Okay, with those thoughts in mind, here’s the interview (I found the translation at Blabbermouth):

“This coming Friday, September 6, Swedish progressive metallers OPETH will set sail on Melloboat 2013, a two-day cruise between Stockholm, Sweden and Riga, Latvia featuring performances by a number of progressive cult bands and heavy hitters, including Morgan Ågren (featuring a guest appearance by Devin Townsend), SAGA (Sweden), CRESSIDA, ICECROSS, TRETTIOÅRIGA KRIGET, ÄNGLAGÅRD, PANTA REI 2.0 and BADGE.

“The cruise will mark OPETH’s very last show in support of the band’s latest album, “Heritage”, which came out in 2011. The group will spend the remaining months of 2013 putting the finishing touches on the writing and recording process for its next studio effort, which will be released sometime next spring.

“According to OPETH frontman Mikael Åkerfeldt, four songs have already been written for the upcoming CD and three others are in various states of completion. “We’ve been looking at [tracking the next album at] Rockfield Studios in Wales where QUEEN recorded ‘Bohemian Rhapsody’, but we haven’t made a decision yet. But it will be an expensive album. There’s a lot going on, lots of string arrangements that we haven’t had in the past.”

Will it be heavier or softer than “Heritage”?

“Maybe a little bit heavier. Not death metal heavy, but hard rock/heavy metal heavy. There’s also lots of progressive elements and acoustic guitars, but also more sinister-sounding riffs.”

Who’s producing?

“I am. I love the way DIO’s ‘Holy Diver’ sounds, this early-’80s sound where you can still hear the ’70s, but the production is heavier. Right now I’m into having a similar production that isn’t retro but it still sounds like real instruments and it’s heavier than ‘Heritage’.”

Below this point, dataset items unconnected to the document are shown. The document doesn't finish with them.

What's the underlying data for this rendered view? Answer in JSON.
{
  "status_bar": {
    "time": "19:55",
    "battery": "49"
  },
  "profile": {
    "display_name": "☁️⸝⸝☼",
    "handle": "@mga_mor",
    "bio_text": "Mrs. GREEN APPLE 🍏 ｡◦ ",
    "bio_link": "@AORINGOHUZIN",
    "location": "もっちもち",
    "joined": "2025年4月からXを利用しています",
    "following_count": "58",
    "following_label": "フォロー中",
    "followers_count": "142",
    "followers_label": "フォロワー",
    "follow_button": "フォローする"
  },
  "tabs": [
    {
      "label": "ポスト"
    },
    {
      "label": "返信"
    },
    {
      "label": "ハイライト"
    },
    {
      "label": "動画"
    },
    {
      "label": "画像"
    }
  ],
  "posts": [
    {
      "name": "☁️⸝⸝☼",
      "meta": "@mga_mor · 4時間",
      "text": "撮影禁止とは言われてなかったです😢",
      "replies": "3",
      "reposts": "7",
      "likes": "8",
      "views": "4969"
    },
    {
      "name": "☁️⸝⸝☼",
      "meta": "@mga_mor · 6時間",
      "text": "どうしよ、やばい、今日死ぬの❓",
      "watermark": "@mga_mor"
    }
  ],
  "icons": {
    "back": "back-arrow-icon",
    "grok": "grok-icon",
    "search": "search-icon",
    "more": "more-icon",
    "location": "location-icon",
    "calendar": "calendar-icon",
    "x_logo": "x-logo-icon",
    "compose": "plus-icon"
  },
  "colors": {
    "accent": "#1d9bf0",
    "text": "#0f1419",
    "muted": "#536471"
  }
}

Reading this, I have a feeling that those fans who were disappointed by Opeth and who hoped it would prove to be a temporary diversion from Opeth’s “classic” sound are going to be disappointed again. A heavier production may ease the pain a bit, but the pain will not be relieved.

Your thoughts?

  38 Responses to “LET THE ANXIETY BEGIN: NEWS ABOUT OPETH’S NEXT ALBUM”

  1. My thoughts are that Opeth probably lost a bunch of fans when they added a full time keyboardist, they will probably continue to lose fans no matter what they do next… I think people get caught up on the “death metal” elements of their music and forget that their whole discography probably couldn’t be summed up with that term. Expectations are a funny thing and people are going to want Opeth to sound a certain way, but the fact remains that they probably won’t be “redeeming themselves” anytime soon.

  2. Considering Opeth are far and away my favorite band ever, I’m still going to give them a chance. While Heritage wasn’t the Opeth album we were hoping for, I like to think Akerfeldt has read that lukewarm/negative reaction, and will at least incorporate some death metal elements. Considering that he said that this album is going to be expensive, and that Opeth is still at its base Akerfeldt’s business, he’s going to have to incorporate some death metal elements if he is to recuperate those costs. He’ll probably never incorporate as much death metal as he did on, say, Deliverance, but let’s not forget that he also said in that interview that he has “more sinister-sounding riffs” up his sleeve for this next album.

  3. I’ve never quite understood the logic that if a band wants to change their sound they need to change their name, especially for a so-called “progressive” band where fans should be expecting new changes and developments from the artists anyway. I absolutely love Opeth’s entire body of work, from Orchid to Blackwater Park to Heritage…as far as I’m concerned Mikael & the boys and do whatever they want and it’ll probably be good because they’re artists who are making music for the right reasons (read: not to please their fans).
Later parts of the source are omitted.